Капитан Бердинг его презирал, но — топить? За две седмицы до начала настоящих трудностей? Абсурдно.
Лекарь? Мага с ним не связывало будто ничего — Рауль не имел привычки болеть, а господин Алваро в ответ не лез к нему дружиться. Несколько слов за офицерской трапезой в кают-компании — все, что их объединило.
Интендант Ирдис, конечно, мог устроить это покушение мудреным артефактом, но причин для его ненависти маг тоже не нащупал. Никаких грехов он за снабженцем не видал, и удалять Рауля как свидетеля причины не было.
Картограф Оскарис? Что там в голове болтливого очкарика — Бог весть! — но кошек между ними не шныряло.

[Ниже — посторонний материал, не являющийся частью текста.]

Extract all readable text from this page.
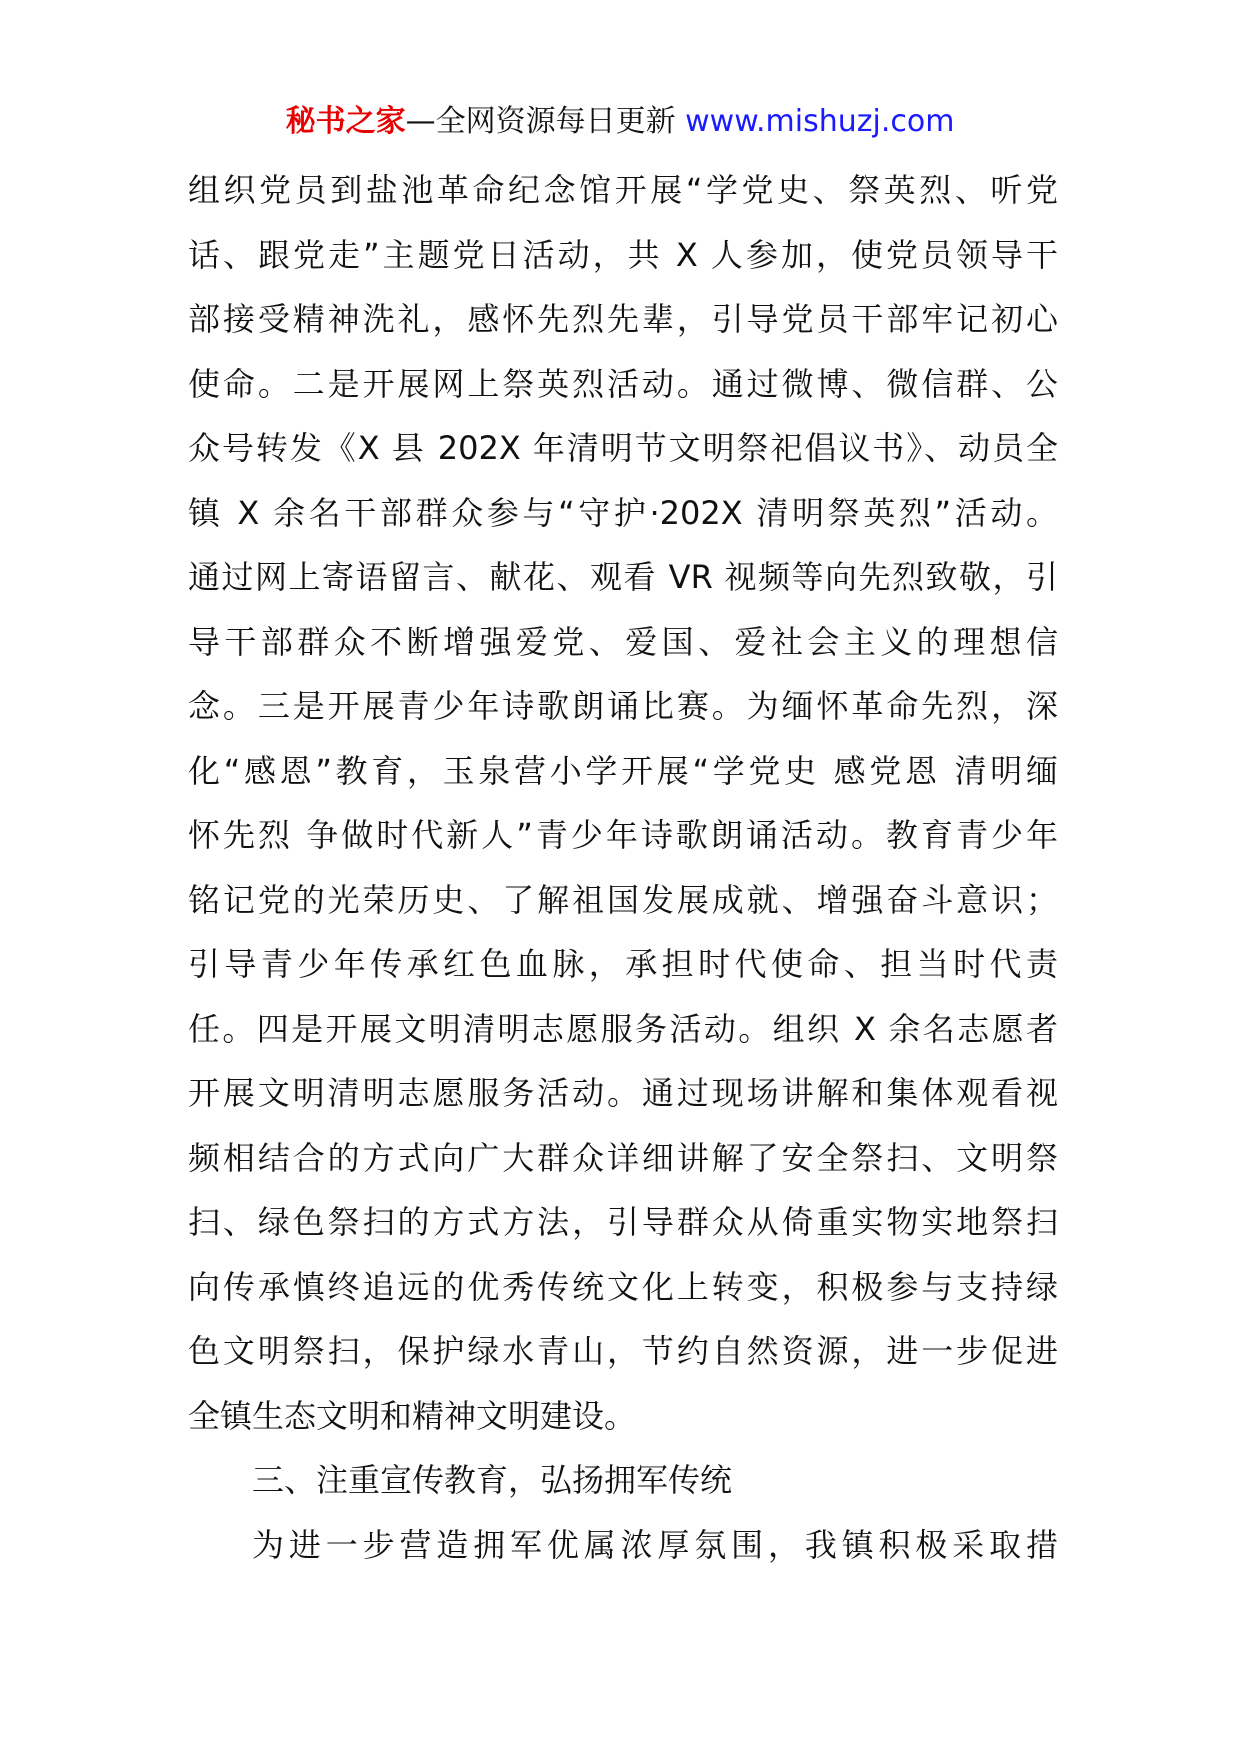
秘书之家—全网资源每日更新 www.mishuzj.com
组织党员到盐池革命纪念馆开展“学党史、祭英烈、听党
话、跟党走”主题党日活动，共 X 人参加，使党员领导干
部接受精神洗礼，感怀先烈先辈，引导党员干部牢记初心
使命。二是开展网上祭英烈活动。通过微博、微信群、公
众号转发《X 县 202X 年清明节文明祭祀倡议书》、动员全
镇 X 余名干部群众参与“守护·202X 清明祭英烈”活动。
通过网上寄语留言、献花、观看 VR 视频等向先烈致敬，引
导干部群众不断增强爱党、爱国、爱社会主义的理想信
念。三是开展青少年诗歌朗诵比赛。为缅怀革命先烈，深
化“感恩”教育，玉泉营小学开展“学党史 感党恩 清明缅
怀先烈 争做时代新人”青少年诗歌朗诵活动。教育青少年
铭记党的光荣历史、了解祖国发展成就、增强奋斗意识；
引导青少年传承红色血脉，承担时代使命、担当时代责
任。四是开展文明清明志愿服务活动。组织 X 余名志愿者
开展文明清明志愿服务活动。通过现场讲解和集体观看视
频相结合的方式向广大群众详细讲解了安全祭扫、文明祭
扫、绿色祭扫的方式方法，引导群众从倚重实物实地祭扫
向传承慎终追远的优秀传统文化上转变，积极参与支持绿
色文明祭扫，保护绿水青山，节约自然资源，进一步促进
全镇生态文明和精神文明建设。
三、注重宣传教育，弘扬拥军传统
为进一步营造拥军优属浓厚氛围，我镇积极采取措
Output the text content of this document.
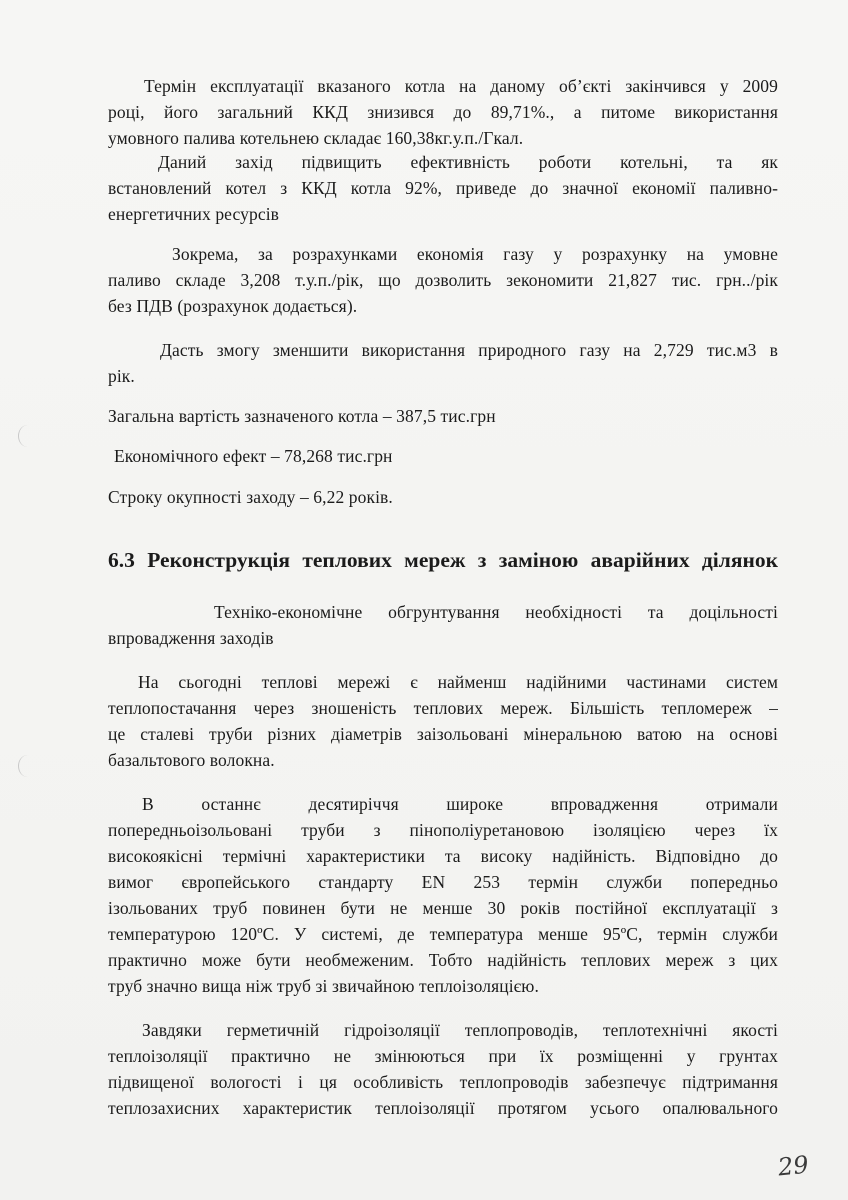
Термін експлуатації вказаного котла на даному об’єкті закінчився у 2009
році, його загальний ККД знизився до 89,71%., а питоме використання
умовного палива котельнею складає 160,38кг.у.п./Гкал.
Даний захід підвищить ефективність роботи котельні, та як
встановлений котел з ККД котла 92%, приведе до значної економії паливно-
енергетичних ресурсів
Зокрема, за розрахунками економія газу у розрахунку на умовне
паливо складе 3,208 т.у.п./рік, що дозволить зекономити 21,827 тис. грн../рік
без ПДВ (розрахунок додається).
Дасть змогу зменшити використання природного газу на 2,729 тис.м3 в
рік.
Загальна вартість зазначеного котла – 387,5 тис.грн
Економічного ефект – 78,268 тис.грн
Строку окупності заходу – 6,22 років.
6.3 Реконструкція теплових мереж з заміною аварійних ділянок
Техніко-економічне обгрунтування необхідності та доцільності
впровадження заходів
На сьогодні теплові мережі є найменш надійними частинами систем
теплопостачання через зношеність теплових мереж. Більшість тепломереж –
це сталеві труби різних діаметрів заізольовані мінеральною ватою на основі
базальтового волокна.
В останнє десятиріччя широке впровадження отримали
попередньоізольовані труби з пінополіуретановою ізоляцією через їх
високоякісні термічні характеристики та високу надійність. Відповідно до
вимог європейського стандарту EN 253 термін служби попередньо
ізольованих труб повинен бути не менше 30 років постійної експлуатації з
температурою 120ºС. У системі, де температура менше 95ºС, термін служби
практично може бути необмеженим. Тобто надійність теплових мереж з цих
труб значно вища ніж труб зі звичайною теплоізоляцією.
Завдяки герметичній гідроізоляції теплопроводів, теплотехнічні якості
теплоізоляції практично не змінюються при їх розміщенні у грунтах
підвищеної вологості і ця особливість теплопроводів забезпечує підтримання
теплозахисних характеристик теплоізоляції протягом усього опалювального
29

Зато Мартьен завидовал почти открыто.
Даже пеняя Раулю пороки, капитан признавал за ним и мастерство, и рвение. На этом фоне второй навигатор поблек, хотя он вовсе не был плох — неловкого бы в экспедицию не взяли. Легко ли сознавать себя дублером виртуоза, но пропойцы? Какое оскорбление для профессиональной чести гордеца! Рауль еще полез осаживать его перед приятной барышней, точно красуясь пониманием вопроса и навыком ныряльщика.
Мог ли Мартьен мстительно отправить его занырнуть и теперь? Глядите, мол, как ваш Дийенис ладен и хорош, когда багром подтянут к берегу день эдак на четвертый.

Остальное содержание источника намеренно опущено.